Brighton, N.Y. (WROC) — Devin Kawaoka is showing up all over the TV landscape.

You can see him shows like Chicago Med, Shrinking and Lucifer.

It’s a career that started on stages in Rochester, but the Brighton grad wasn’t always L.A. bound.

In fact, at one point, he had to choose between the stage and the slopes.

He talks about his love of skiing and acting won the day in this interview with Adam Chodak.

Adam Chodak: In the interviews I’ve seen with you you often talk about Rochester. It seems like Rochester is still a big part of you.

Devin Kawaoka: I’ve got a lot of Rochester pride. In fact, I had such a great childhood growing up. I went to Brighton High School. I did community theater there. I loved that town. I worked at Java’s downtown on Gibbs Street. I opened Cafe Cibon, then I opened Captain Wally’s at RIT. I love that place. My family still lives there in Brighton and, yeah, it just has a warm place in my heart. And of course I always brag about Wegmans whenever I can.

AC: A lot of actors I talk with from Rochester, they often talk about the very comforting and encouraging theater scene.

DK: I started when I was a kid at Justine Garsys doing summer theater. Justine was a big influence in my life.

AC: The incredible thing is not only were you moving up in the world of acting, but you were also doing downhill skiing as well.

DK: I skied down at Hunt Hollow and we would race at all the local mountains and my dad actually who learned to ski very late in life was my ski coach for many years until, and I think he’d say this, until I got better than him and he couldn’t coach me anymore.

AC: How did you choose between the two?

DK: I was really loving the community of theater. I would show up to rehearsal and kept gravitating to the people. I remember one year, I think it was my junior year, I was doing a play at GEVA Theater and so I was missing practice down at Hunt Hollow and I went for my first practice and my coach kind of barked at me and said, you’re not practicing enough and I sort of knew that I had to make a choice and I made the tough call to tell my dad I was going to stop ski racing my junior year of high school, but good for me because here we are.

AC: You’re on all these shows and people are going to go, oh I know him from Chicago Med or Lucifer. When it comes to streaming, what impact has that had on actors like you?

DK: I mean there’s just so much work, there’s so many ways to tell stories, so many unique points of view. And there’s an every-changing landscape in terms of which streamers are creating new content, but seems like every week there’s a new streamer to have a hit show on and I feel so lucky to be in this business in the Golden Age of television.

AC: But you’re still doing stage work like Slave Play when we’re having all these sensitive conversations and art and theater have always been on the forefront of that and there you are.

DK: Slave Play was a really inspiring for me. Jeremy O. Harris wrote one of the most dynamic plays I’ve read in my lifetime and the minute I read it I knew I had to be a part of it. I wanted to be part of that conversation and specifically in that play he wrote about a white passing man and I’m half Japanese, but I get mistaken for white and that experience is not written about very often and it was really wonderful to get to contribute to that story and what he had to stay about it and I know audiences were really engaged by that material so it was really fun to be a part of.

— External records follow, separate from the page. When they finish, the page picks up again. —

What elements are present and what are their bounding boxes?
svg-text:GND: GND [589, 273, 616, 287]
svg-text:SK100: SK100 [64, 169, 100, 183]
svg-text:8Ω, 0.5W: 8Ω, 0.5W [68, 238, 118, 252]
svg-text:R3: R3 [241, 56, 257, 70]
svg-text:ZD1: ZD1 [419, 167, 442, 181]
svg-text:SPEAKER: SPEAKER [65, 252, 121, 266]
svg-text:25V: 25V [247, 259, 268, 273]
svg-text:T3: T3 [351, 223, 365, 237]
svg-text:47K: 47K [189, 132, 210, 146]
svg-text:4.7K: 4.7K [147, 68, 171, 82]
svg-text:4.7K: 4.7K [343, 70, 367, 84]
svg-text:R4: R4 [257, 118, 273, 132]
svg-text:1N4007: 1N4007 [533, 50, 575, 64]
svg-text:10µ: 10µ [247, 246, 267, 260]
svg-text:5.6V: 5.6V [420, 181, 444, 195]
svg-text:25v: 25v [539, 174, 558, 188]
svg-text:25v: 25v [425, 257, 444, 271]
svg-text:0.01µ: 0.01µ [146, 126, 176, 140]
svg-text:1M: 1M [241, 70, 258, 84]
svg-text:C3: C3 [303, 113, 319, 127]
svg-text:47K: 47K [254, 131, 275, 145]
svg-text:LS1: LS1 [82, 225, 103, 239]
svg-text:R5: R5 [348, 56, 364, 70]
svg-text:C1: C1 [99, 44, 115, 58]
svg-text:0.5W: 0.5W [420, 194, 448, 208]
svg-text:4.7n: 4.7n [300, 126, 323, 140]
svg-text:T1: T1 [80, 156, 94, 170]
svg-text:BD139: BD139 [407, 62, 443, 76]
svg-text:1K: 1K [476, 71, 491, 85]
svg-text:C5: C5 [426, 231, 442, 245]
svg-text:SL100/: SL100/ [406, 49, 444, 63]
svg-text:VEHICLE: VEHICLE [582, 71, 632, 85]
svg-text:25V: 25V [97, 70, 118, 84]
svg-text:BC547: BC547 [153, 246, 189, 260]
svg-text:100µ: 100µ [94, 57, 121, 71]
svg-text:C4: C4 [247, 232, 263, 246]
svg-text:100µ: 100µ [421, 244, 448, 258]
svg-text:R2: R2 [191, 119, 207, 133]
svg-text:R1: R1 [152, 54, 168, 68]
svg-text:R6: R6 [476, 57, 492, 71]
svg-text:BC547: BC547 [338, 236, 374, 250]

AC: When it comes to acting, what’s the secret for you?

DK: To always be myself. To steal from myself, to steal from my images, from my life, from myself at any given time. Any time I’ve abandoned myself it’s not led me down the right path so always be yourself.

AC: Any advice for actors in your hometown, kids, who are thinking about going for, they hear how hard it is in LA or New York City, what’s your advice to them?

DK: Your parents are going to tell you not to do this because they think it’s not a good investment, but here’s the thing: we’re one of the largest economic drivers in America, bigger than a lot of the other industries, so argue there is a lot of money to be made in the arts, but also just believe in yourself, believe what stories you have to tell, what you have to contribute to the world and what you want the be and how you want the world to exist, believe in who you are. It’s so important that we have young people in this business who keep challenging us to do better and tell better stories and more interesting stories and I hope you all come and join the arts community.